At this point it is too late. arrow-odbc is fast becauses it avoids io overhead and unneccessary buffer using pre-bound buffers. ODBC 3.81 offers no way to fetch the rest of values which turned out to be too large. ODBC 4.0 will, but I do not know if it will ever be rolled out. Only way to recover at runtime is to reexecute the entire query with a larger max_str_len (given that the DefaultStringColumnLength is really high. This could be done on the application level. Due to the side effects some queries might have I would be hesitant to just do this without the user knowing. I could try to think of ways pipeing a sensible error through, though 🤔 .

I'm guessing that pyodbc project would be doing something like that, as pyodbc works when running this query with the same simba driver.

I am guessing pyodbc does not use pre-bound buffers by default. This has performance implications for most drivers. At least I have no idea how to recover from a truncation, in the current ODBC standard without reexecuting the statement. This artefact is designed about column based bulk fetching into arrow arrays. For now a slow row by row siphoning of data is out of scope. If you do not mind the performance implications, I would recommend just using pyodbc instead.

Whilst changing DefaultStringColumnLength is a work-around it doesn't seem like a good solution as a production system can still break when new data is stored that exceeds that length, or setting to an extremely large value to avoid that would likely cause poor performance. It is effectively varchar(MAX).

Long standing dilemma of bulk fetching. Automatic handling is sadly not possible at the moment.

Best, Markus

pacman82 commented 1 year ago

Ps. The situation is not as dire on the Application level. Here you can usually find a robust solution. E.g. firing a query determinin the max value first. Afterwards this value can be used to inform a good value for max_str_len. Such solutions require knowledge of the domain and the schema though.

leijer commented 1 year ago

I would suggest configuring a high upper bound in DefaultStringColumnLength

Doesn't this mean arrow-odbc will pre-allocate a large buffer e.g. 2 GiB per row and have a huge memory usage? And that is the same way you treat Varchar(MAX)? e.g. if there are 3 varchar(max) columns py-arrow will reserve 6 GiB memory, or if there are 3 varchar(max) and 10 rows, would it reserve 60 GiB memory?

Thanks

pacman82 commented 1 year ago

Yes. There is no good way to solve it on top of the existing ODBC 3.81 standard. You either go row by row and field by field in which case you can do arbitrary large values or you do the fast block cursors using pre-allocated buffers, which need to be able to hold the largest elements (or accept truncation of the value).

This arrow-odbc uses the fast block cursors with pre allocated buffers.

However, instead of allocating 60GiB of memory I would suggest setting max_str_len to a more sane value. This important from claiming short relational type in an important way:

Saying a field is VARCHAR(255) and then having longer values in it is a lie. Having a field being VARCHAR(max) and using a max_str_len=5000 is a decision. A conicious tradeoff between risk of truncation and memory usage.

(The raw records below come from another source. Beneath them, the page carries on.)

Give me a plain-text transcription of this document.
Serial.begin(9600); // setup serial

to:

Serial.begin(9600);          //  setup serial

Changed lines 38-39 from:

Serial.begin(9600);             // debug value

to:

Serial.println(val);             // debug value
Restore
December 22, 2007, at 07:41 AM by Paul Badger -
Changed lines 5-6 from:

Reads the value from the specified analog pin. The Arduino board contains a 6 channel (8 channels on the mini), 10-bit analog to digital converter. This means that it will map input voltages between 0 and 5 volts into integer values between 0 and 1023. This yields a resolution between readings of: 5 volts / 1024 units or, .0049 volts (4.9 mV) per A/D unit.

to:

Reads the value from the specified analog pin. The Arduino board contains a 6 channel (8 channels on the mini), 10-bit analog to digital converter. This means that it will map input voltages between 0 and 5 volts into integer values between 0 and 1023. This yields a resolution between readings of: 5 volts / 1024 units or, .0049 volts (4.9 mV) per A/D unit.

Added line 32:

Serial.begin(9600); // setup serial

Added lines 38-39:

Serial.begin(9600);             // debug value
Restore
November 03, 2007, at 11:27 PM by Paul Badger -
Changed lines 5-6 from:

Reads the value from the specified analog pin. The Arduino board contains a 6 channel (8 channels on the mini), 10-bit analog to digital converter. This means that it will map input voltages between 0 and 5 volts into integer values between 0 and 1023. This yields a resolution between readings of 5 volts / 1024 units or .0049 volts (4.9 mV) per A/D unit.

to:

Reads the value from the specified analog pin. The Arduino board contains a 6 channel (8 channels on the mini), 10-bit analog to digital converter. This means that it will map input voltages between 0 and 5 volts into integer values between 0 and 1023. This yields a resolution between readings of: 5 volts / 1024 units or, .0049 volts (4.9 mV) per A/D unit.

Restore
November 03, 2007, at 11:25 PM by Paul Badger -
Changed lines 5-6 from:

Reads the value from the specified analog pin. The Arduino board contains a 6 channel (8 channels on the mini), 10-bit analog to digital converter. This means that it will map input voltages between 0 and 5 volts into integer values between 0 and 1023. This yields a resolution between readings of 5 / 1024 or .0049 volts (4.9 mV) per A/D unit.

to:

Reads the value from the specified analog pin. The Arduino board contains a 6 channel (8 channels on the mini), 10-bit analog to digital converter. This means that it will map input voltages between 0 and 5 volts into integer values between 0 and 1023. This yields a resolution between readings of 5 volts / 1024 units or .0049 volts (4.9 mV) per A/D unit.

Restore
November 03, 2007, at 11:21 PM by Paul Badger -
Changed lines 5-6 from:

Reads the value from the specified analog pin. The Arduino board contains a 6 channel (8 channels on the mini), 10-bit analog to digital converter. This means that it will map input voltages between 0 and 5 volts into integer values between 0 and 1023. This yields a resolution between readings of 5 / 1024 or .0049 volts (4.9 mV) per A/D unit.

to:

Difference might become especially important to you due to a bug in Simba ODBC driver. It did not put any diagnostic record about the truncation. The one error we actually see, is not emitted by a driver but a manual check in odbc-api binding. Which is quite expensive, because it involves iterating over the entire batch and comparing indicators with max column lengths. Future Downstream optimizations will remove this check for small columns (like VARCHAR(255)). This means due to the combination of wrong metadata and missing diagnostics of the ODBC Simba driver you might end up with silent data loss. Using configuration to fix one bad decision of the driver might protect you from this.

There is no way to have it fast and work with any length of string. It is an inherent shortcoming of the current ODBC API. I could come up with a better standard (as could many other people), but would there be any drivers for it?

Best, Markus

pacman82 commented 1 year ago

Correction: The parameter is named max_text_size not max_str_len. Sorry

pacman82 commented 1 year ago

Closing this issue, as there is nothing actionable left to do.